Previous case series have discussed the heterogenous patterns of gray matter atrophy profile among symptomatic and asymptomatic GRN+ (Whitwell et al., 2012b; Finch et al., 2009; Coppola et al., 2017; Beck et al., 2008). Furthermore, results from the GENFI study predicted that GRN+ subjects would not show significant reduction in cortical volumes until approximately five years prior to illness onset, in which case, our GRN+ subjects (on average eight years prior to predicted onset) might still be too early to demonstrate significant atrophy. However, it is interesting that both GENFI and a previous study of ours found that GRN+ subjects demonstrate cognitive and neuropsychological deficits as well as changes in glucose metabolism as early as 10 years prior to illness onset (Rohrer et al., 2015; Jacova et al., 2013; Hallam et al., 2014; Nasreddine et al., 2005); suggesting that the subtle decline in function precede obvious structural gray matter changes in the GRN+ genetic subgroup. Finally, it is important to recognize that FTD represents a broad clinical spectrum with striking heterogeneity in the clinical features at the time of presentation, even among members of a family carrying a specific mutation. Whereas the non-motor manifestations in patients with the C9orf72 mutation are most often behavioral or psychiatric, those with GRN mutations may present with bvFTD, PPA (usually the non-fluent variant), an Alzheimer's like amnestic syndrome, and less commonly corticobasal syndrome (Gass et al., 2006; Bang et al., 2015). Therefore, it is possible that this variation in the early clinical features of GRN mutation carriers is reflected by cortical involvement that is too variable in its focality and laterality to be evident in a group-wise analysis. If this is the case, then an alternative method of analysis would be necessary to appreciate the early changes within this genetic subgroup (e.g. non-biased measure of the presence of any significant asymmetry or focal change, regardless of anatomic location).

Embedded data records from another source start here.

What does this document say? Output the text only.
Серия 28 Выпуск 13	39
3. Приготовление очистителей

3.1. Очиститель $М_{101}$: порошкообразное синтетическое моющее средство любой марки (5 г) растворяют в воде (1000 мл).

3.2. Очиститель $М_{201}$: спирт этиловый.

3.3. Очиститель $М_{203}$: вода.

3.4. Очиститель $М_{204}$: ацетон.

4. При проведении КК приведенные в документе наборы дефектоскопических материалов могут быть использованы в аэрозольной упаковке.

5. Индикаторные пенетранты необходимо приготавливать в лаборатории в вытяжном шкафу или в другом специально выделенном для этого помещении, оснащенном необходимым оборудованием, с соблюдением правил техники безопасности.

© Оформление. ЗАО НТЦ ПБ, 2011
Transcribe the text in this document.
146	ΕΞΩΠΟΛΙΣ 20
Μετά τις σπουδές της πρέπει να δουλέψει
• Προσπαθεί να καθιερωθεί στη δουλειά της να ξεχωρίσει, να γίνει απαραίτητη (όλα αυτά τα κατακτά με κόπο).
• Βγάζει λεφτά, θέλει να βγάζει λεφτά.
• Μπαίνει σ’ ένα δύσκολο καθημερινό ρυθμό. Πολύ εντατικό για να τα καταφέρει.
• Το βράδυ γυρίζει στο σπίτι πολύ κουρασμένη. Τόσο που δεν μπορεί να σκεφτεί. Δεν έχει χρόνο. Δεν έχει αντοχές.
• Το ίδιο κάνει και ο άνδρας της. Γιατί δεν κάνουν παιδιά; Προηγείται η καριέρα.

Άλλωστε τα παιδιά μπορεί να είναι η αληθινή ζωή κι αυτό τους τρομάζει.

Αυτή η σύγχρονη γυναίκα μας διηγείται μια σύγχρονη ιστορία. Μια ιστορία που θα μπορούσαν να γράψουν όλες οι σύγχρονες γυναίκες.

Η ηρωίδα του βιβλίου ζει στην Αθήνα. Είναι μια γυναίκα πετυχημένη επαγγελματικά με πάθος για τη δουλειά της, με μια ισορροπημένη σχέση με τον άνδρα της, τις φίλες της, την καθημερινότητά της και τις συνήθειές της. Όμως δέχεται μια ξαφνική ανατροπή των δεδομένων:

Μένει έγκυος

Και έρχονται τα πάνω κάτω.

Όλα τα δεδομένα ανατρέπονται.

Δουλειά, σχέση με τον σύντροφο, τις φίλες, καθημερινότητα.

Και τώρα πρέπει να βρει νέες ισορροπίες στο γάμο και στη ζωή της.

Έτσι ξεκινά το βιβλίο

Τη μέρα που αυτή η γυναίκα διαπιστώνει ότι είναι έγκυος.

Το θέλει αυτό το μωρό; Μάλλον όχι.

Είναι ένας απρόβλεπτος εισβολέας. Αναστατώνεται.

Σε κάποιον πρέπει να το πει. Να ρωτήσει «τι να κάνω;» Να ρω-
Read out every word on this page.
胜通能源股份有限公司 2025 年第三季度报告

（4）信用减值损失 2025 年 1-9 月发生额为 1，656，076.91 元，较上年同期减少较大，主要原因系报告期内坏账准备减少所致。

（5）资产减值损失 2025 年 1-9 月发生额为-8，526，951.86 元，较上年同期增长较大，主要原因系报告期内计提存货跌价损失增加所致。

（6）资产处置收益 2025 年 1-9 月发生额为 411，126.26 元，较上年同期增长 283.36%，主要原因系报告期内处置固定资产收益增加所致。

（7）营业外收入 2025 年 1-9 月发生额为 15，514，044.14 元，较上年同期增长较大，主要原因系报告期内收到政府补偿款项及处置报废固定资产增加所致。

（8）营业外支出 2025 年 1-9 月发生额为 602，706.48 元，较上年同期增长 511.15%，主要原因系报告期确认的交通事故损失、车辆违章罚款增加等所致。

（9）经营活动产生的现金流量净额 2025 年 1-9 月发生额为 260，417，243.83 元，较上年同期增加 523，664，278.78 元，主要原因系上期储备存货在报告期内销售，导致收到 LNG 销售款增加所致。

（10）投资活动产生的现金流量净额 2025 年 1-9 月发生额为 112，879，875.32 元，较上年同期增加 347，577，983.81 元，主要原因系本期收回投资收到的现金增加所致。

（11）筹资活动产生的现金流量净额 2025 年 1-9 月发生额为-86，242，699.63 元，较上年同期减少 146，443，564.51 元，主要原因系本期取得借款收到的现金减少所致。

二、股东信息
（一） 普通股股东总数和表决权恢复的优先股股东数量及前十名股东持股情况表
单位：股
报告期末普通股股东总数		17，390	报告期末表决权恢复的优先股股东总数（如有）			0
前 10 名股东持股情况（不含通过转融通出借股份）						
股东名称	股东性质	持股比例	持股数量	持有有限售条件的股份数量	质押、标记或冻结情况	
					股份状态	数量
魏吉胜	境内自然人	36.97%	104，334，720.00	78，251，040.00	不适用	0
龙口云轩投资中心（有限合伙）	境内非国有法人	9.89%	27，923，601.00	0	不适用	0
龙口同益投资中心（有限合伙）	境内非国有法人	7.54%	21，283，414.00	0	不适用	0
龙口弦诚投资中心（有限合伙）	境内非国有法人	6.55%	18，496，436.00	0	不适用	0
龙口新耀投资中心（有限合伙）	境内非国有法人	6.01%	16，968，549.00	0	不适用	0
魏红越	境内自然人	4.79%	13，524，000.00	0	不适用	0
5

There are certain limitations to our current study, which include the relatively small sample size, cross-sectional design, limited MRI measures and neuropsychological data. Future studies should include longitudinal assessments, white matter measures, and correlation with detailed neuropsychological data.

Conclusion

Despite the limitations, our study suggest that the patterns of early cerebral atrophy differ between C9orf72 and GRN mutation carriers, suggesting potentially important difference in the pathogenic pathways between the two subtypes of FTD. While longitudinal follow up with an augmented sample size and multimodal imaging are needed to confirm these findings, our current data suggest that structural imaging does have utility as a biomarker of early disease, and the pattern may depend on the specific genetic factors involved in the patient population being studied.